Early academic experiences can forge dramatic long-term links with mental health later on, as Lawrence Schweinhart, now president of the HighScope Educational Research Foundation in Ypsilanti, Mich., and his colleagues showed in 1997. They followed 68 three- and four-year-olds, all living in poverty, through age 23. Almost half of those in a heavily academic preschool went on to have emotional problems, compared with only 6 percent of those in the play-based preschool. The latter group also had fewer felony arrests and spent fewer years in special education diagnosed with emotional impairment.

Perhaps most disturbing is the potential for the early exposure to academics to physiologically damage developing brains.
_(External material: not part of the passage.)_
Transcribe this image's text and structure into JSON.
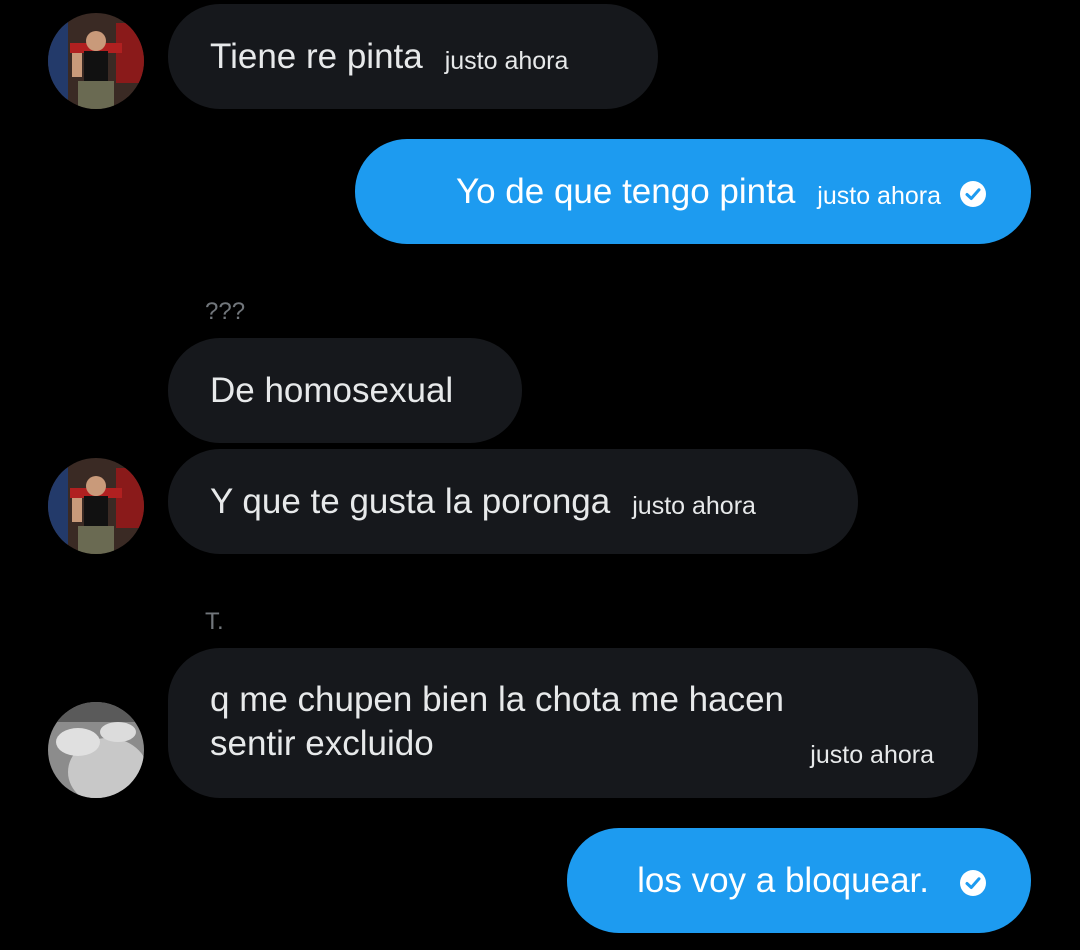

Although the brain continues to change throughout life in response to learning, young children undergo a number of sensitive periods critical to healthy development; learning to speak a language and responding to social cues are two such domains. Appropriate experiences can hone neural pathways that will help the child during life; by the same token, stressful experiences can change the brain’s architecture to make children significantly more susceptible to problems later in life, including depression, anxiety disorders—even cardiovascular disease and diabetes. Bruce McEwen, a neuroendocrinologist at the Rockefeller University, notes that asking children to handle material that their brain is not yet equipped for can cause frustration. Perceiving a lack of control is a major trigger of toxic stress, which can damage the hippocampus, a brain area crucial to learning and memory.

That’s probably not what the man in the seersucker jacket hopes for his daughter, who knows so much about whales.